Echoes of the Distant Past
She fell in love with echoes—but did they even exist anymore? She reminisced about the way he used to lean in when he spoke to her, as if every sentence was measured and mattered. There was a version of him who stayed up late just to talk about nothing and everything all at once. He believed closeness was something you chose every day. He knew how deeply his silences and unguarded moments affected her.
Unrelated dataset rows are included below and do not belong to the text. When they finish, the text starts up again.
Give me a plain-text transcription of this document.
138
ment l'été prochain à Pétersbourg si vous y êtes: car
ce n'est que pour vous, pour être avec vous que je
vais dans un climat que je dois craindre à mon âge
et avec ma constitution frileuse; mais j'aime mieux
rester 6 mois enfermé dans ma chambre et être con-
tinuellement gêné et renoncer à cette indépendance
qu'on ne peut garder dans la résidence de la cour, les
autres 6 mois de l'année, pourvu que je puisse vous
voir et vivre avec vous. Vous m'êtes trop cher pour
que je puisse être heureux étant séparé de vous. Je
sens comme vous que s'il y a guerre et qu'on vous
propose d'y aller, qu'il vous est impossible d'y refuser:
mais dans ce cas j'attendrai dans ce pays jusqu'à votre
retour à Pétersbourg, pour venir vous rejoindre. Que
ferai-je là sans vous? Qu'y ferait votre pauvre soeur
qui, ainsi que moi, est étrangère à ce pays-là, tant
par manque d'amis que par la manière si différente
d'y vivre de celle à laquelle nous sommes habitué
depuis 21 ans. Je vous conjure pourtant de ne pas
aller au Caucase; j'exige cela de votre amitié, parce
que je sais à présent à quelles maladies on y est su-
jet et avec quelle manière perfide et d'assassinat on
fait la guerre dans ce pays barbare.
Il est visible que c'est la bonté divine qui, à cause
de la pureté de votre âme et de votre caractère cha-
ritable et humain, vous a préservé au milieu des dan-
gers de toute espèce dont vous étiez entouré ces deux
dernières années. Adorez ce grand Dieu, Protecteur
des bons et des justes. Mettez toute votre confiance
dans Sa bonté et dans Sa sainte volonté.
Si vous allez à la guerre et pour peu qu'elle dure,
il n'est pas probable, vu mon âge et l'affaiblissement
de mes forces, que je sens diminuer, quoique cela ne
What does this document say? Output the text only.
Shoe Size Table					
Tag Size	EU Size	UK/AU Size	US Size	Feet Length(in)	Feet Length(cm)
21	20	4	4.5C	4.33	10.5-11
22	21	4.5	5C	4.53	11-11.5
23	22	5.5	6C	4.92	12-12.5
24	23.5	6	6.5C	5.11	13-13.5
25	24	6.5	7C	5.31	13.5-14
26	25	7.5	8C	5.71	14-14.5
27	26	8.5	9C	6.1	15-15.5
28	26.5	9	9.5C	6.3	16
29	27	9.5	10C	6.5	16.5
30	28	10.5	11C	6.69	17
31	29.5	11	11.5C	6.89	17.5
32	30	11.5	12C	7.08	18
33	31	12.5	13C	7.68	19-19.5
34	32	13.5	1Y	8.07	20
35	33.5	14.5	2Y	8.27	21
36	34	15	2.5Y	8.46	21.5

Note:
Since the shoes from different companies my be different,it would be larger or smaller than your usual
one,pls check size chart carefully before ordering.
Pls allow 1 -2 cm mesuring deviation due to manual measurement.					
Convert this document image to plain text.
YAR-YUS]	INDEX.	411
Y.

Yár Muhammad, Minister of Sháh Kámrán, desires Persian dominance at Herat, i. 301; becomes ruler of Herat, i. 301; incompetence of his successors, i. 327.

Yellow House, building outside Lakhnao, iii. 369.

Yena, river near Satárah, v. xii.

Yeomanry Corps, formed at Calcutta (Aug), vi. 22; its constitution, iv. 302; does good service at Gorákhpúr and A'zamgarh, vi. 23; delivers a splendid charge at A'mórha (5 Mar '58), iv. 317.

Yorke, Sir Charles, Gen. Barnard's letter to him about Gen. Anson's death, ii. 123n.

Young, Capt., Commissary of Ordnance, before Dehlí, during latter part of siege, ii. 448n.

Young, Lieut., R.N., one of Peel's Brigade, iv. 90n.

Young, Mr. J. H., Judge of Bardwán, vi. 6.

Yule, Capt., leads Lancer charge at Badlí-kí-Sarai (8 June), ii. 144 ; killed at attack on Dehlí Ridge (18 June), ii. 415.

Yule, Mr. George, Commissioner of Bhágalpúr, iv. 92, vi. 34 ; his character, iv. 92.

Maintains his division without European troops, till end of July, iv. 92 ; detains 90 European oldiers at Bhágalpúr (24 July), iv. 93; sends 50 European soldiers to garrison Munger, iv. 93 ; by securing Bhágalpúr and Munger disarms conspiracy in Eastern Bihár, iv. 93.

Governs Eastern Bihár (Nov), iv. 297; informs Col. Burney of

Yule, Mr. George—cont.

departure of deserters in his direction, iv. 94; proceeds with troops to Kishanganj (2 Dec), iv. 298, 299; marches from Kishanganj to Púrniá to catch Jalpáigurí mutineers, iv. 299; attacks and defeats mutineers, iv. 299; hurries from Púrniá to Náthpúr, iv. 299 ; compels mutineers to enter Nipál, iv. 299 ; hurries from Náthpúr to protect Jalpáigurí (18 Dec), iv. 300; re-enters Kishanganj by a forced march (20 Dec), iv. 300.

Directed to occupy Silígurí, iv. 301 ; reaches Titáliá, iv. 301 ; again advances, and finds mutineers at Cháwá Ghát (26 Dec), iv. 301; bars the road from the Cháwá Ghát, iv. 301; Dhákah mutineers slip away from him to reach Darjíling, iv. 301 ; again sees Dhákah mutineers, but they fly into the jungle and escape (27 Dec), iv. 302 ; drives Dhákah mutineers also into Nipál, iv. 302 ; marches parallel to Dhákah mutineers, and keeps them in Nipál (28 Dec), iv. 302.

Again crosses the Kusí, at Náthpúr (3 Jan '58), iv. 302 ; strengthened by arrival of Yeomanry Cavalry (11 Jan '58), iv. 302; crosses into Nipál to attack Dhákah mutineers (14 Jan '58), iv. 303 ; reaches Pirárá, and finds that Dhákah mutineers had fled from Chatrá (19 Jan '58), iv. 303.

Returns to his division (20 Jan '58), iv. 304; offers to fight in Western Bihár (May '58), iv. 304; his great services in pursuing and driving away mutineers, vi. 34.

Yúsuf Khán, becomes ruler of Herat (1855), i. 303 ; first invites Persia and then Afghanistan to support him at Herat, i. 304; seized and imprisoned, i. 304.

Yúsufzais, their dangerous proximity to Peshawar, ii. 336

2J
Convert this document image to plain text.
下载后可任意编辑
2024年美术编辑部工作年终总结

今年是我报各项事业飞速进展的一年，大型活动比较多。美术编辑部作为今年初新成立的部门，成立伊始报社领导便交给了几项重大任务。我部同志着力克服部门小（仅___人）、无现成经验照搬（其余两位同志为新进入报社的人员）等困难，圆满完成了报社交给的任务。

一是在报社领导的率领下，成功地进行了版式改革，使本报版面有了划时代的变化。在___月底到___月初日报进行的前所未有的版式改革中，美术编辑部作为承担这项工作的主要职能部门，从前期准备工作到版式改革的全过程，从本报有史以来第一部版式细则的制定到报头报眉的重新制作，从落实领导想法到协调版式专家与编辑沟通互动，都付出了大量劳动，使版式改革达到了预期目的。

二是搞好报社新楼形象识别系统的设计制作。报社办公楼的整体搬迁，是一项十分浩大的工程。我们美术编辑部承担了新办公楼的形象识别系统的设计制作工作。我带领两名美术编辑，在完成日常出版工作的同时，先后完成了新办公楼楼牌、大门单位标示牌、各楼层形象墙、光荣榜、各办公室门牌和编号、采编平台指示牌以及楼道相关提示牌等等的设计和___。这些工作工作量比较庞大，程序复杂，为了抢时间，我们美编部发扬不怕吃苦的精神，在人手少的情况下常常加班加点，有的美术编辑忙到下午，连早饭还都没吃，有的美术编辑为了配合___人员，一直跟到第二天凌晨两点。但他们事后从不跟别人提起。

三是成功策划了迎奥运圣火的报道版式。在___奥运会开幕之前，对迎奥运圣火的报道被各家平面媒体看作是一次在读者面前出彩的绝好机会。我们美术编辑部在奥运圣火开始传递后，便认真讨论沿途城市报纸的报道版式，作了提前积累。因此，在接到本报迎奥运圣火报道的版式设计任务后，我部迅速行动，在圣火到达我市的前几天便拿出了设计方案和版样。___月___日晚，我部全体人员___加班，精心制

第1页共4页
There were other versions of him, too. The hopeful one who made promises easily. The tired
one who arrived late to conversations or replied half-heartedly. The distant one who smiled
without having much to say. Each version quietly replaced the last, and she hadn’t noticed the
loss until it had settled in completely.
The present version was polite—perhaps even kind. He remembered details as they were
spoken, feelings as they unfolded. When she talked, he listened with careful posture and
thoughtful attention.
Loving him came naturally, but it became an act of remembering rather than sharing. She
carried the weight of conversations alone, waiting for replies to sentences that never came.
Her love reached for him in ways she couldn’t explain—for a man frozen in memory and
space.
She drifted for a long time before understanding that she wasn’t being abandoned. She was
outgrowing memories—many of them—that could no longer meet the present.
And slowly, she stopped loving him. Not suddenly. Not dramatically. Just gradually. She had
held onto him, or the idea of him, for far too long. He disappeared over time, and what she
gained was not absence, but clarity.
He no longer mattered. Not now. Not anymore.